As to the sufficiency of the evidence to show Avenue Auto Wrecking’s acquisition of title by adverse possession: There was ample evidence of Avenue Auto Wrecking’s open, notorious, exclusive and hostile possession of the disputed tract against the whole world for at least a continuous 15-year period beginning in 1953. The trial court’s finding that Avenue Auto Wrecking’s possession had ripened into title under the 10-year statute of limitation, § 516.010, RSMo (Supp.1986), was amply supported by the evidence, with the result that Hamilton Hauling was not entitled to possession of the property. See Ortmeyer v. Bruemmer, 680 S.W.2d 384, 391-93 (Mo.App.1984); Ennis v. Korb, 347 S.W.2d 671, 675-77 (Mo.1961); see also Krell v. Davidson, 694 S.W.2d 774, 776-78 (Mo.App.1985).
Hamilton Hauling makes a good deal of the fact that Sleyster, beginning in 1968, was involved in the ownership of the 196-*938acre tract (of which the disputed tract was a part, as noticed above). At that time Sleyster, along with Williford and two other men, bought the property from its then owner, Centropolis Crushing Co., a corporation. In 1971 they conveyed it to a newly formed corporation, Centropolis Crushing, Inc., of which the four individual owners were stockholders. In 1978 the property was sold to the Callaway Mining Company upon foreclosure of a deed of trust executed by the second Centropolis Crushing. From that time forward, Sleyster had no ownership interest of any kind in the property, although for a year and a half he continued to assist Callaway Mining Co. with its mining operation.

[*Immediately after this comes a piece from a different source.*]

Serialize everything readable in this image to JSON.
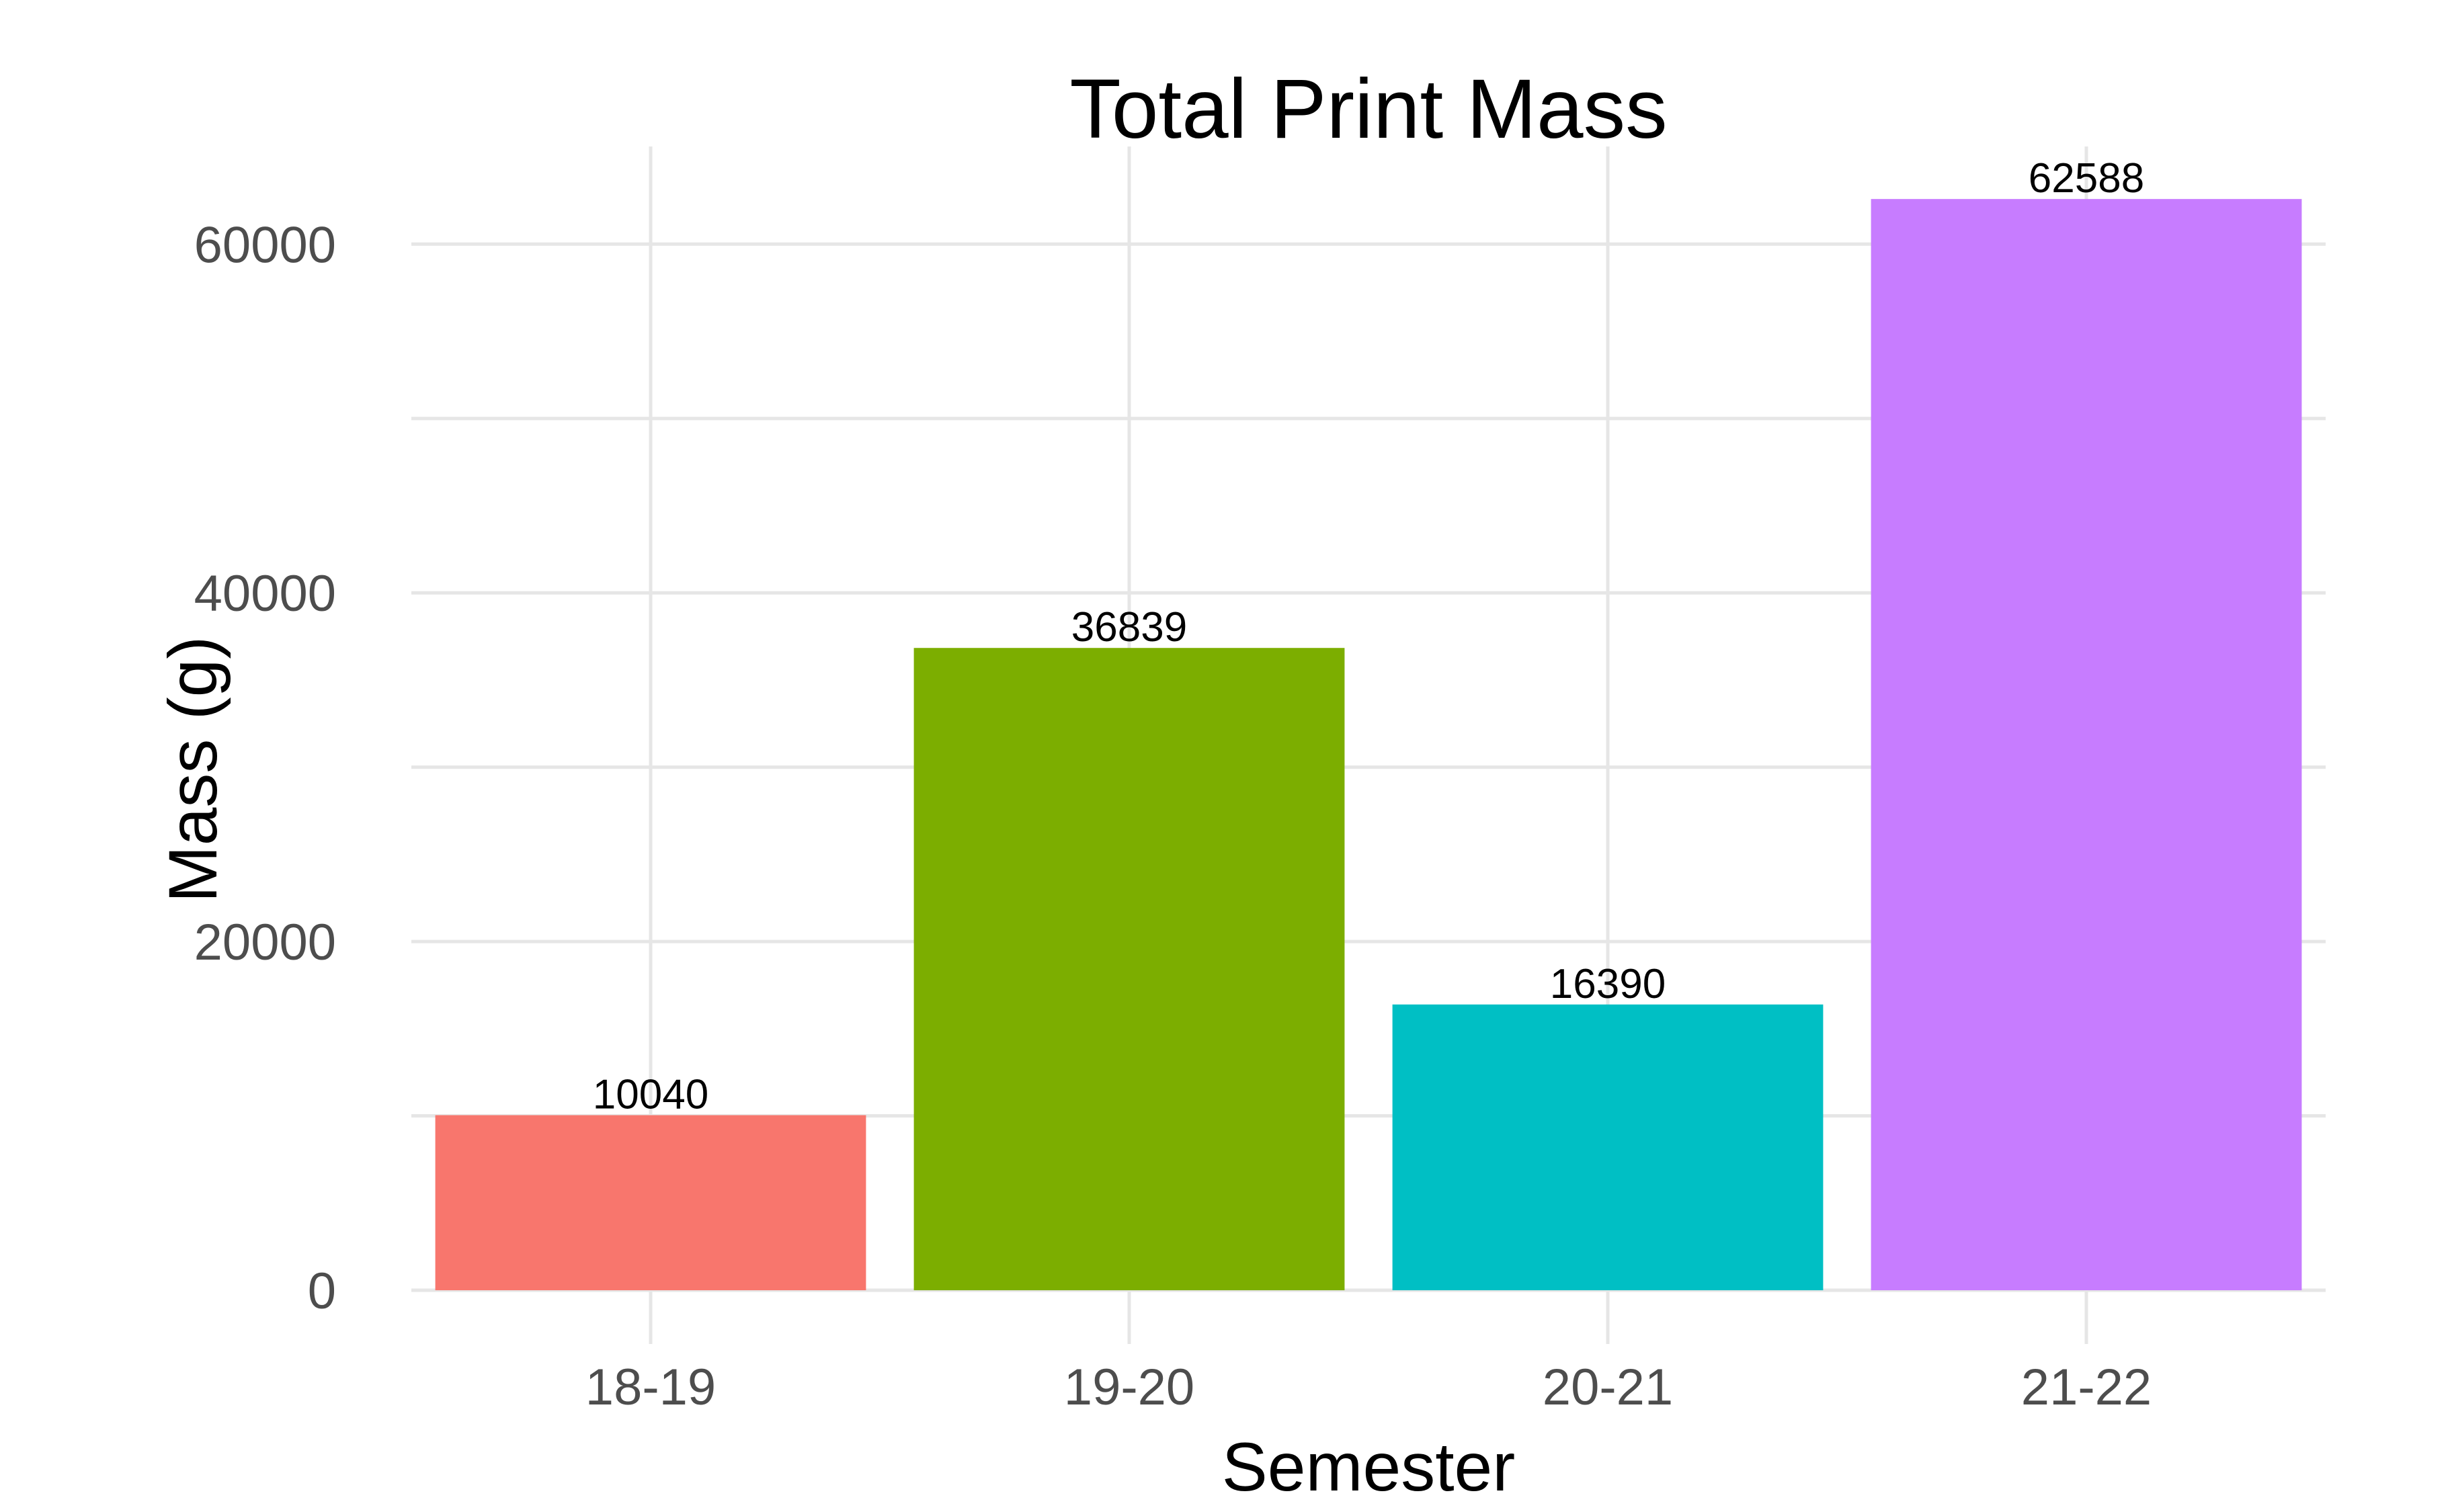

Throughout the entire period Avenue Auto Wrecking had continued to occupy the disputed one-acre tract with its salvage, unchallenged until Hamilton Hauling acquired the 196-acre tract from Callaway Mining Co. in October 1987. Hamilton demanded possession of the tract, Sleyster and Avenue Auto Wrecking refused to surrender possession, and this lawsuit followed.

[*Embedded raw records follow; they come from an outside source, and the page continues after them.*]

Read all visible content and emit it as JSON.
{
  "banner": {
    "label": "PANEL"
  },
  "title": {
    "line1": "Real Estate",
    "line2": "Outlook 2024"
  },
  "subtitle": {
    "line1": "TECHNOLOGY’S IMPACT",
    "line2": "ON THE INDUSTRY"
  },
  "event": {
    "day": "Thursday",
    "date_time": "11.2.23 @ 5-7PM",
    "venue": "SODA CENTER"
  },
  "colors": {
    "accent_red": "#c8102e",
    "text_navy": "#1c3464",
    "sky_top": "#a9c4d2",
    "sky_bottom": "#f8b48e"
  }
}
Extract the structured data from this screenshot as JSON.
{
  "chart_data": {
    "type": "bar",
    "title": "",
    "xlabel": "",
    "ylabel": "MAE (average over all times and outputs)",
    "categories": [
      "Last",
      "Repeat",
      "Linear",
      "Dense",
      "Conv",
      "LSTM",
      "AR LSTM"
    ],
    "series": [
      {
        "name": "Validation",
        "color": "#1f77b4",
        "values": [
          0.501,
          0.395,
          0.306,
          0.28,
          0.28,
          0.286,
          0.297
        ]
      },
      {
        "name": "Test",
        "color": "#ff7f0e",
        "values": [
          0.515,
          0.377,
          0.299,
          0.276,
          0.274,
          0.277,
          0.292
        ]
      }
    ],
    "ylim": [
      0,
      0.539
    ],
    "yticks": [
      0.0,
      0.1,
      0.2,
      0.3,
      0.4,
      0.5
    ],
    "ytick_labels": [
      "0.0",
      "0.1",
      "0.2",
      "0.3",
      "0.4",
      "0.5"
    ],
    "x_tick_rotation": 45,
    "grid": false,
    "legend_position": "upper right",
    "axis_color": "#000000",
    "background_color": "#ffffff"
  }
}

By 1968, when Sleyster and the others got title to the 196-acre tract, it is to be noted that Avenue Auto Wrecking had already acquired title to the property by adverse possession. This title (subject, of course, to proof thereof) was as effective as a title acquired by deed. Wimsatt, 791 S.W.2d at 829; DeShon v. St. Joseph Country Club, 755 S.W.2d 265, 268 (Mo.App.1988); Hamburg Realty Co. v. Walker, 327 S.W.2d 155, 159 (Mo.1959). Is there in the above recited history any act of Avenue Auto Wrecking that conveyed to Hamilton Hauling, or any of its predecessors in title, the right to possession of the property after 1968? Hamilton Hauling has suggested none, and we find none.
Judgment affirmed.
All concur.

. The tract disputed in the lawsuit included an additional two-and-one-half acres lying south of the Callaway spur, but judgment for the possession of that property went for Hamilton Hauling and Sleyster has not appealed.